Derasnya Hujan

23.9K 1.9K 29
                                    

Beberapa hari dari razia yang menyeret Cantika ke ruang ketua yayasan. Membawa banyak dampak seperti Cantika semakin dekat dengan Samuel yang membuat Arga dan beberapa cowok Tunas Bangsa patah hati. Hubungan Lisa dan Dirga semakin terbuka membuat luka tersendiri di hati Bella. Dan yang paling mengejutkan Angkasa berubah haluan dari mengejar Cantika jadi, mengejar Billa. Yah, Billa sudah beberapa hari ini mereka pulang pergi bersama.

Walaupun berita Cantika yang tertangkap membawa barang haram tersebut tidak menurunkan pamornya sama sekali malah menurut mereka hanya orang yang sirik saja dengan Cantika.

Ana dan Abid mereka masih senang dalam kesendirian dan menyimpan sakit sendiri. Diam-diam ternyata Abid menyukai Cantika yang entah sejak kapan dia tidak sadari. Ana masih sibuk menunggu Arga.

Pagi ini mereka tidak berangkat bersama dan kesempatan ini digunakan oleh Angkasa untuk menjemput Billa di rumahnya.

Angkasa langsung mengetikkan sesuatu.

To: Billa
Gue udah sampe depan rumah lo nih :)

Yah, Angkasa memang tidak membawa mobil. Dia hanya mengendarakan motor besarnya.

Tidak sampai lima menit Billa sudah keluar dengan rambut panjangnya yang diurai begitu saja.

"Hay," sapa Billa. Mendengar suaranya yang lembut saja membuat Angkasa terpesona.

"Hay, ayok cepetan udah mendung banget." Dengan hati-hati Billa menaiki motor Angkasa.

Angkasa menoleh ke belakang, "udah?" Billa hanya menganggukan kepala.

Jarak rumah Billa bisa di bilang yang paling jauh di banding teman-temannya. Jadi, kalo dari rumah Billa bisa memakan waktu 45 menit untuk sampai ke sekolah.

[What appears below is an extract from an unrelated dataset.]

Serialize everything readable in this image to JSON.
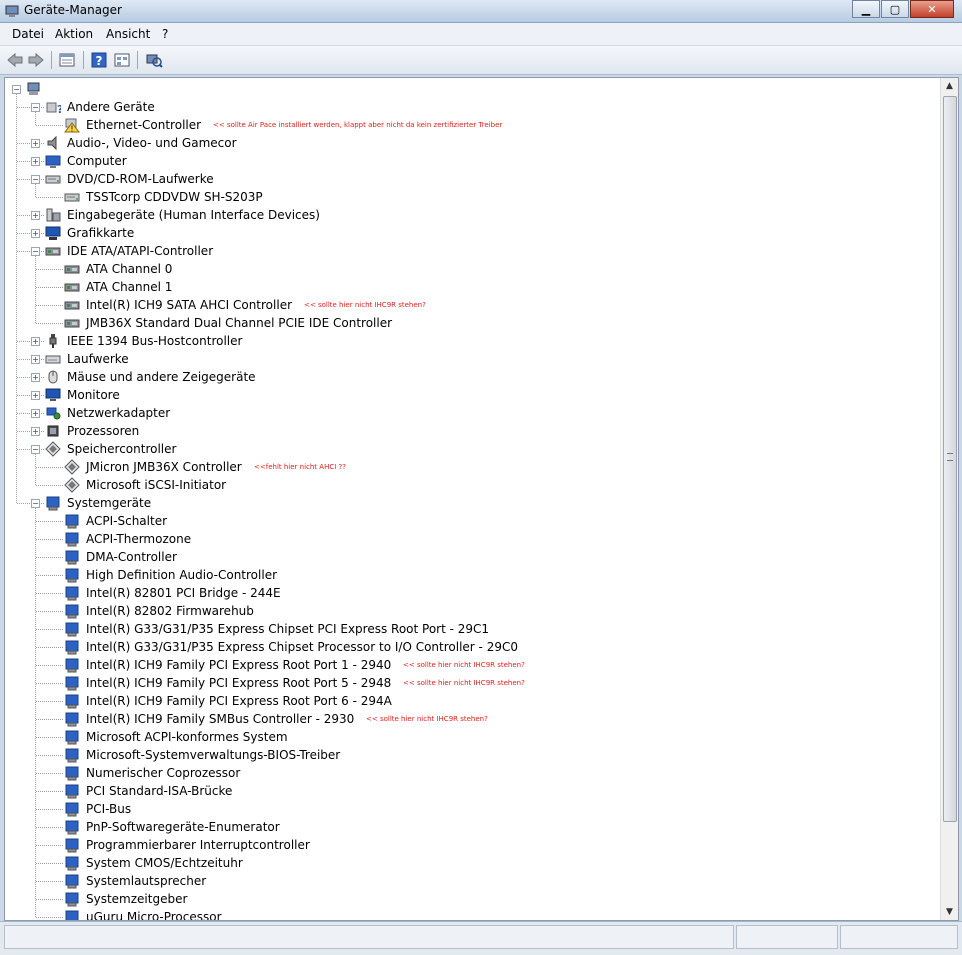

Motor Angkasa sudah keluar dari komplek perumahan Billa. Keduanya masih bungkam, rasanya lebih aneh dari pada di chat. Saat di chat mereka berdua bisa membahas apa saja tanpa canggung.

Angkasa melirik kearah spion, "pagi ini lo cantik Bil."

Billa yang mendengar itu pipinya memanas dia yakin pipinya merah sekarang. Tapi, Billa menabok lengan Angkasa. "Gombal lo receh."

Angkasa terkekeh, "receh tapi pipinya merah tuh." Ledek Angkasa.

Billa langsung melirik Angkasa dari spion. "Gak usah liat-liat."

Tiba-tiba belum setengah jalan rintik hujan telah jatuh ke bumi. "Sa, hujan neduh dulu." Angkasa setuju dengan usul Billa sambil melihat kanan kiri dan di depan ada taman yang menyediakan tempat seperti pos.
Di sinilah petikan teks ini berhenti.